Leaving the lands of the Czech Republic behind for now, we crossed the open border into Poland. After a restful night in the Czech mountains, our destination was Kraków for three nights. But first, we had a somber visit to make: Auschwitz.
The visit was split up into two parts. First we took an on-site guide through the largely-intact Auschwitz I camp before taking a short bus ride away to the mostly demolished Auschwitz II extermination camp. The crowds were much thinner here, and the true horrors of the camp did not manifest themselves with physical buildings, but the sheer size of the camp groups. Aside from the main guard tower, only the rail lines, sorting platform, and the bombed-out gas chambers and crematoriums remained.
After a contemplative ride to Kraków, we settled into urban Poland.

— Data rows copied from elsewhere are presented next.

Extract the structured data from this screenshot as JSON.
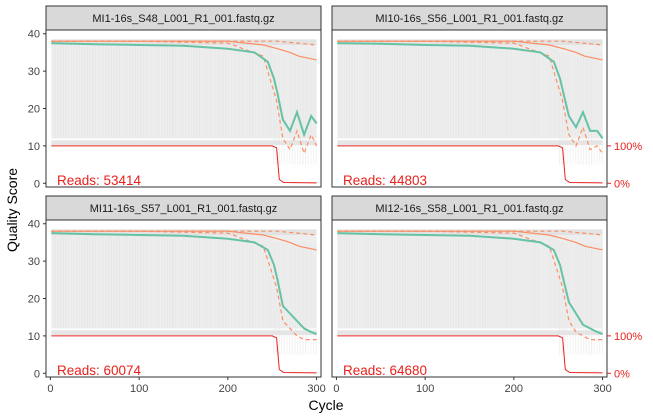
{
  "figure": {
    "ylabel": "Quality Score",
    "xlabel": "Cycle",
    "secondary_axis_labels": [
      "100%",
      "0%"
    ]
  },
  "colors": {
    "strip_bg": "#d9d9d9",
    "heat": "#e0e0e0",
    "mean_line": "#66c2a5",
    "quartile_line": "#fc8d62",
    "reads_line": "#e8211c",
    "axis_text": "#444444",
    "secondary_text": "#e8211c"
  },
  "chart_data": [
    {
      "type": "line",
      "title": "MI1-16s_S48_L001_R1_001.fastq.gz",
      "reads_label": "Reads:  53414",
      "xlim": [
        -5,
        305
      ],
      "ylim": [
        -1,
        41
      ],
      "xticks": [
        "0",
        "100",
        "200",
        "300"
      ],
      "yticks": [
        "0",
        "10",
        "20",
        "30",
        "40"
      ],
      "series": [
        {
          "name": "mean",
          "x": [
            1,
            50,
            100,
            150,
            200,
            230,
            245,
            252,
            256,
            262,
            270,
            278,
            286,
            294,
            300
          ],
          "y": [
            37.5,
            37.2,
            37.0,
            36.8,
            36.0,
            35.0,
            32.5,
            28.0,
            24.0,
            17.0,
            14.0,
            19.0,
            13.0,
            18.0,
            16.0
          ]
        },
        {
          "name": "q25",
          "x": [
            1,
            100,
            200,
            240,
            255,
            262,
            270,
            278,
            286,
            294,
            300
          ],
          "y": [
            38.0,
            38.0,
            37.5,
            34.0,
            22.0,
            12.0,
            9.0,
            14.0,
            8.0,
            13.0,
            10.0
          ]
        },
        {
          "name": "q50",
          "x": [
            1,
            100,
            200,
            240,
            256,
            270,
            280,
            300
          ],
          "y": [
            38.0,
            38.0,
            38.0,
            37.0,
            36.0,
            35.0,
            34.0,
            33.0
          ]
        },
        {
          "name": "q75",
          "x": [
            1,
            100,
            200,
            240,
            256,
            300
          ],
          "y": [
            38.0,
            38.0,
            38.0,
            38.0,
            38.0,
            37.0
          ]
        },
        {
          "name": "reads",
          "x": [
            1,
            250,
            255,
            258,
            263,
            300
          ],
          "y": [
            10.0,
            10.0,
            9.5,
            1.0,
            0.2,
            0.1
          ]
        }
      ]
    },
    {
      "type": "line",
      "title": "MI10-16s_S56_L001_R1_001.fastq.gz",
      "reads_label": "Reads:  44803",
      "xlim": [
        -5,
        305
      ],
      "ylim": [
        -1,
        41
      ],
      "xticks": [
        "0",
        "100",
        "200",
        "300"
      ],
      "yticks": [
        "0",
        "10",
        "20",
        "30",
        "40"
      ],
      "series": [
        {
          "name": "mean",
          "x": [
            1,
            50,
            100,
            150,
            200,
            230,
            245,
            252,
            256,
            262,
            270,
            278,
            286,
            294,
            300
          ],
          "y": [
            37.5,
            37.3,
            37.0,
            36.8,
            36.0,
            35.0,
            32.5,
            28.0,
            24.0,
            18.0,
            15.0,
            19.0,
            14.0,
            14.0,
            12.0
          ]
        },
        {
          "name": "q25",
          "x": [
            1,
            100,
            200,
            240,
            255,
            262,
            270,
            278,
            286,
            294,
            300
          ],
          "y": [
            38.0,
            38.0,
            37.5,
            34.0,
            22.0,
            13.0,
            10.0,
            15.0,
            9.0,
            10.0,
            8.0
          ]
        },
        {
          "name": "q50",
          "x": [
            1,
            100,
            200,
            240,
            256,
            270,
            280,
            300
          ],
          "y": [
            38.0,
            38.0,
            38.0,
            37.0,
            36.0,
            35.0,
            34.0,
            33.0
          ]
        },
        {
          "name": "q75",
          "x": [
            1,
            100,
            200,
            240,
            256,
            300
          ],
          "y": [
            38.0,
            38.0,
            38.0,
            38.0,
            38.0,
            37.0
          ]
        },
        {
          "name": "reads",
          "x": [
            1,
            250,
            255,
            258,
            263,
            300
          ],
          "y": [
            10.0,
            10.0,
            9.5,
            1.0,
            0.2,
            0.1
          ]
        }
      ]
    },
    {
      "type": "line",
      "title": "MI11-16s_S57_L001_R1_001.fastq.gz",
      "reads_label": "Reads:  60074",
      "xlim": [
        -5,
        305
      ],
      "ylim": [
        -1,
        41
      ],
      "xticks": [
        "0",
        "100",
        "200",
        "300"
      ],
      "yticks": [
        "0",
        "10",
        "20",
        "30",
        "40"
      ],
      "series": [
        {
          "name": "mean",
          "x": [
            1,
            50,
            100,
            150,
            200,
            230,
            245,
            252,
            256,
            262,
            270,
            278,
            286,
            294,
            300
          ],
          "y": [
            37.5,
            37.2,
            37.0,
            36.8,
            36.0,
            35.0,
            33.0,
            29.0,
            25.0,
            18.0,
            16.0,
            14.0,
            12.0,
            11.0,
            10.5
          ]
        },
        {
          "name": "q25",
          "x": [
            1,
            100,
            200,
            240,
            255,
            262,
            270,
            278,
            286,
            294,
            300
          ],
          "y": [
            38.0,
            38.0,
            37.5,
            34.0,
            23.0,
            14.0,
            12.0,
            10.0,
            9.0,
            9.0,
            9.0
          ]
        },
        {
          "name": "q50",
          "x": [
            1,
            100,
            200,
            240,
            256,
            270,
            280,
            300
          ],
          "y": [
            38.0,
            38.0,
            38.0,
            37.0,
            36.0,
            35.0,
            34.0,
            33.0
          ]
        },
        {
          "name": "q75",
          "x": [
            1,
            100,
            200,
            240,
            256,
            300
          ],
          "y": [
            38.0,
            38.0,
            38.0,
            38.0,
            38.0,
            37.0
          ]
        },
        {
          "name": "reads",
          "x": [
            1,
            250,
            255,
            258,
            263,
            300
          ],
          "y": [
            10.0,
            10.0,
            9.5,
            1.0,
            0.2,
            0.1
          ]
        }
      ]
    },
    {
      "type": "line",
      "title": "MI12-16s_S58_L001_R1_001.fastq.gz",
      "reads_label": "Reads:  64680",
      "xlim": [
        -5,
        305
      ],
      "ylim": [
        -1,
        41
      ],
      "xticks": [
        "0",
        "100",
        "200",
        "300"
      ],
      "yticks": [
        "0",
        "10",
        "20",
        "30",
        "40"
      ],
      "series": [
        {
          "name": "mean",
          "x": [
            1,
            50,
            100,
            150,
            200,
            230,
            245,
            252,
            256,
            262,
            270,
            278,
            286,
            294,
            300
          ],
          "y": [
            37.5,
            37.2,
            37.0,
            36.8,
            36.0,
            35.0,
            33.0,
            29.0,
            25.0,
            19.0,
            16.0,
            13.0,
            12.0,
            11.0,
            10.5
          ]
        },
        {
          "name": "q25",
          "x": [
            1,
            100,
            200,
            240,
            255,
            262,
            270,
            278,
            286,
            294,
            300
          ],
          "y": [
            38.0,
            38.0,
            37.5,
            34.0,
            23.0,
            14.0,
            11.0,
            10.0,
            9.0,
            9.0,
            9.0
          ]
        },
        {
          "name": "q50",
          "x": [
            1,
            100,
            200,
            240,
            256,
            270,
            280,
            300
          ],
          "y": [
            38.0,
            38.0,
            38.0,
            37.0,
            36.0,
            35.0,
            34.0,
            33.0
          ]
        },
        {
          "name": "q75",
          "x": [
            1,
            100,
            200,
            240,
            256,
            300
          ],
          "y": [
            38.0,
            38.0,
            38.0,
            38.0,
            38.0,
            37.0
          ]
        },
        {
          "name": "reads",
          "x": [
            1,
            250,
            255,
            258,
            263,
            300
          ],
          "y": [
            10.0,
            10.0,
            9.5,
            1.0,
            0.2,
            0.1
          ]
        }
      ]
    }
  ]
}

The city was similar to Prague: it featured a vibrant town square, Soviet-style buildings, and bore the scars of the past while looking towards the future.The castle complex was located in a small hill right next to the main city, and featured ornate churches interspersed with fortress walls.
The home of Pope John Paul II, the city featured countless religious sites. Some of the more interesting were the new-style stained glass artwork.
As you wandered further from the city core, the architectural style was largely utilitarian.
Once a city with a proud Jewish heritage, Kraków is only starting to recover from the devastation World War II brought upon its people.